Ford’s reorganization plans showed up in its fourth-quarter earnings Wednesday as pension and layoff costs eroded the company’s profit and caused it to miss earnings estimates — despite posting stronger-than-expected sales.
The Detroit automaker has been struggling overseas, and that was apparent in the fourth quarter. While Ford grew its revenue in North America by $1.7 billion, it fell in every other region across the globe. It lost market share in every major market in South America except Peru. Unfavorable exchange rates and a drop in sales volume also hurt Ford’s bottom line, especially in Europe and Asia.
Ford also faced pressure on several other fronts during the quarter and last year, executives said. Tariffs cost the automaker $750 million in 2018 while higher commodities prices shaved $1.1 billion from its bottom line. It also took a $750 million hit last year from unfavorable foreign exchange rates and ate $775 million in costs related to recalls announced last year in North America, Chief Financial Officer Bob Shanks told analysts on a conference call discussing the results.
“Certainly it’s been a challenging year,” CEO Jim Hackett said on the call. He noted “headwinds outside of our control and frankly, poor performance in some parts of the business which we have now taken action to address.”
Hackett said Ford laid the foundation last year “for a much stronger, more resilient and more dynamic business. A business that we want to tell you can thrive now and in the future.”
Here’s how the company did compared with what Wall Street expected, based on average estimates compiled by Refinitiv:
— Adjusted earnings per share of 30 cents vs. a forecast of 32 cents per share
— Automotive segment revenue: $38.7 billion vs. a forecast of $36.88 billion
Ford took a $1.18 billion charge for “special items” that were excluded from its adjusted earnings. The charges stem mostly from pension and layoff costs. On an unadjusted basis, Ford lost $116 million, or 3 cents a share, during the fourth quarter. It generated a profit of $2.52 billion, or 63 cents per share, a year earlier.
The company’s total revenue was $41.8 billion during the quarter, slightly higher than its $41.3 billion in revenue during the same quarter last year.
“While 2018 was a challenging year, we put in place key building blocks to build a more resilient and competitive business model that can thrive no matter the economic environment,” Shanks said in a statement.

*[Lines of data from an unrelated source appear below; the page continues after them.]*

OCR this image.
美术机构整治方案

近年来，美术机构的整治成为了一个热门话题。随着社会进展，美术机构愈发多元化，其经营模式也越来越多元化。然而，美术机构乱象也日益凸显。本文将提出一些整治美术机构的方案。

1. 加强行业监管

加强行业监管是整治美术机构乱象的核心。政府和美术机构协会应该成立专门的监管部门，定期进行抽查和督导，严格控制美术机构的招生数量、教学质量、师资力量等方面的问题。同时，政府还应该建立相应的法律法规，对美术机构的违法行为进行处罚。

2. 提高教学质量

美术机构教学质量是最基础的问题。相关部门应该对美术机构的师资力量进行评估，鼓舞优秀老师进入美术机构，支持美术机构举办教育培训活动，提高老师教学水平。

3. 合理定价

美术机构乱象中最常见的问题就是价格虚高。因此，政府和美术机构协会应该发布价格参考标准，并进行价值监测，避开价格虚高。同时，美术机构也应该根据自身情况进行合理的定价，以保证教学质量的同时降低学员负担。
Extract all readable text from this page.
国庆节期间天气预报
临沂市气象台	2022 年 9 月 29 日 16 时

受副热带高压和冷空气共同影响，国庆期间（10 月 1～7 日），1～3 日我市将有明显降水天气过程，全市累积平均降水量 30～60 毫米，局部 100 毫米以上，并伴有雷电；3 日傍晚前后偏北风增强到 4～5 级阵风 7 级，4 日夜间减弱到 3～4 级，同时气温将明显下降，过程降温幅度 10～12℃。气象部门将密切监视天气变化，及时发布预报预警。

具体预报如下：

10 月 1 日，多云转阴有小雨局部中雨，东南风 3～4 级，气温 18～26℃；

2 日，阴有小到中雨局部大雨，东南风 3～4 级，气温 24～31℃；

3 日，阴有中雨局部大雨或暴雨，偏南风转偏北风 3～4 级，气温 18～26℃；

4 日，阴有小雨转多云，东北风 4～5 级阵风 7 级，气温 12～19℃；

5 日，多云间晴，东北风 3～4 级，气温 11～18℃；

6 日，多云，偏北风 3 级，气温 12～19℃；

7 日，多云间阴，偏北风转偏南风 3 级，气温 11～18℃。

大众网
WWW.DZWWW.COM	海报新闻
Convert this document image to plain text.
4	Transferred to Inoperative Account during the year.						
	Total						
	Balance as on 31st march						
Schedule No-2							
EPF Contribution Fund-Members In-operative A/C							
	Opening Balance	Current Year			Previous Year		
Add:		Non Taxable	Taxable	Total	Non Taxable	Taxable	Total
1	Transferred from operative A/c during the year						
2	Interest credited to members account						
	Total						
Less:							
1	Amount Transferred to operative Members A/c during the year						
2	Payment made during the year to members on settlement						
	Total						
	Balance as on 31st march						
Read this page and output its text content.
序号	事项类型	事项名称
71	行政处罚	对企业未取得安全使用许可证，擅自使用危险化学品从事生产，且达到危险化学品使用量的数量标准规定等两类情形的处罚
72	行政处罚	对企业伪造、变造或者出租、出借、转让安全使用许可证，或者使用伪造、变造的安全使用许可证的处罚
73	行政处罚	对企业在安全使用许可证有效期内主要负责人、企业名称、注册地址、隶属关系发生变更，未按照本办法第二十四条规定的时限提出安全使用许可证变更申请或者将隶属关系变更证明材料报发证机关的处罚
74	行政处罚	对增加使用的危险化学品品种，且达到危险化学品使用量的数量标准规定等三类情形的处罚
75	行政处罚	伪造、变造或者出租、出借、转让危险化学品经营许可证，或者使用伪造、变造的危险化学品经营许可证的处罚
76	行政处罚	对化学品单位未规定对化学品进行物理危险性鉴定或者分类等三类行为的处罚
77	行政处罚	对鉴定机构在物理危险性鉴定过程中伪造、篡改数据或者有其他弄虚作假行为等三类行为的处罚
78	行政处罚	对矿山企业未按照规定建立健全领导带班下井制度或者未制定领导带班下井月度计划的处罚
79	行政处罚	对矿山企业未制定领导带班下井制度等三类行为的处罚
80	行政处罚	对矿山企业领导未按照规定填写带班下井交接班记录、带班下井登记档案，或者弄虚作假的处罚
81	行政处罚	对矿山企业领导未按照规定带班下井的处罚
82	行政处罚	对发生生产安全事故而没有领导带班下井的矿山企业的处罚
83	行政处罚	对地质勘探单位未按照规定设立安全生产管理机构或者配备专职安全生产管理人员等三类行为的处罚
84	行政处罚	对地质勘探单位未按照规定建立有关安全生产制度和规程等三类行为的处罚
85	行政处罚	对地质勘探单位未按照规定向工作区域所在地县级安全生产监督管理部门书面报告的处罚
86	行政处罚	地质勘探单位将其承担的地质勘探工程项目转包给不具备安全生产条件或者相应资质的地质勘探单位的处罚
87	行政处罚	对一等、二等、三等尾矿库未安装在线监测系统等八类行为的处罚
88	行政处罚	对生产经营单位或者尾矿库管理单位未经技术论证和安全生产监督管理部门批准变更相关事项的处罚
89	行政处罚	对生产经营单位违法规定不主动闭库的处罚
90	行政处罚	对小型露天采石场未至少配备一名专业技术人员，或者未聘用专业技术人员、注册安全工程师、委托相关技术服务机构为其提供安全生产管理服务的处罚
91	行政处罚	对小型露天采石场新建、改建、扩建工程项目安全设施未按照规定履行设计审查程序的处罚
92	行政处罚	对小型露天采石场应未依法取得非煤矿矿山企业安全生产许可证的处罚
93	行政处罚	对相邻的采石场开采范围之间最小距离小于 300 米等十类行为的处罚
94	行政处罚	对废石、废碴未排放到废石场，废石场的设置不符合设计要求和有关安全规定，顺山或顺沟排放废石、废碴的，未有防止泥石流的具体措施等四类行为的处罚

Despite the losses, Ford expects to be able to fully fund its business and capital needs in 2019, while keeping cash and liquidity at or above target levels, Shanks said.
On an adjusted basis, the company earned 30 cents a share, which missed analyst expectations of 32 cents per share, according to analysts surveyed by Refinitiv. It was also less than the 39 cents a share the company reported in the same quarter of 2017.
Ford’s shares have been under pressure all year, tumbling by about 22 percent over the last 12 month, closing at $8.34 a share Wednesday.
The automaker is undergoing an $11 billion restructuring plan that has so far involved trimming back international operations, making investments in new mobility technologies, and realigning its portfolio around more profitable vehicles.
That strategy includes doubling down on segments where Ford has historically been strongest — trucks, utilities, and muscle cars. The automaker unveiled a refreshed version of its best-selling Explorer sport utility vehicle at the Detroit auto show and is also broadening its Mustang lineup.
Ford also said it is partnering with German automaker Volkswagen on a number of initiatives, shortly after announcing job cuts across its European operations. The first agreement the two firms signed appeared to benefit VW more than Ford, said Jeffries analyst Philippe Houchois. But it allows Ford to remain in its most profitable businesses in Europe while cutting costs and pulling out of areas where it is failing.
“The issue that Ford has had around the world is that everywhere they operate, Ford’s business is a mix of good and bad,” Houchois said in an interview Tuesday. Ford’s position in Europe is different from that of rival General Motors, which decided nothing in Europe was worth salvaging when it sold its operations in the region to French automaker Groupe PSA.
“For Ford it is more complicated,” Houchois said. Ford’s commercial van business is significantly smaller than its F-150 pickup truck franchise, but it’s probably the company’s second-most profitable product and its market share in Europe is key. “So they can’t just pull out of Europe. They have to find ways of being sustainable there, which is more complicated, but could have some benefit long term.”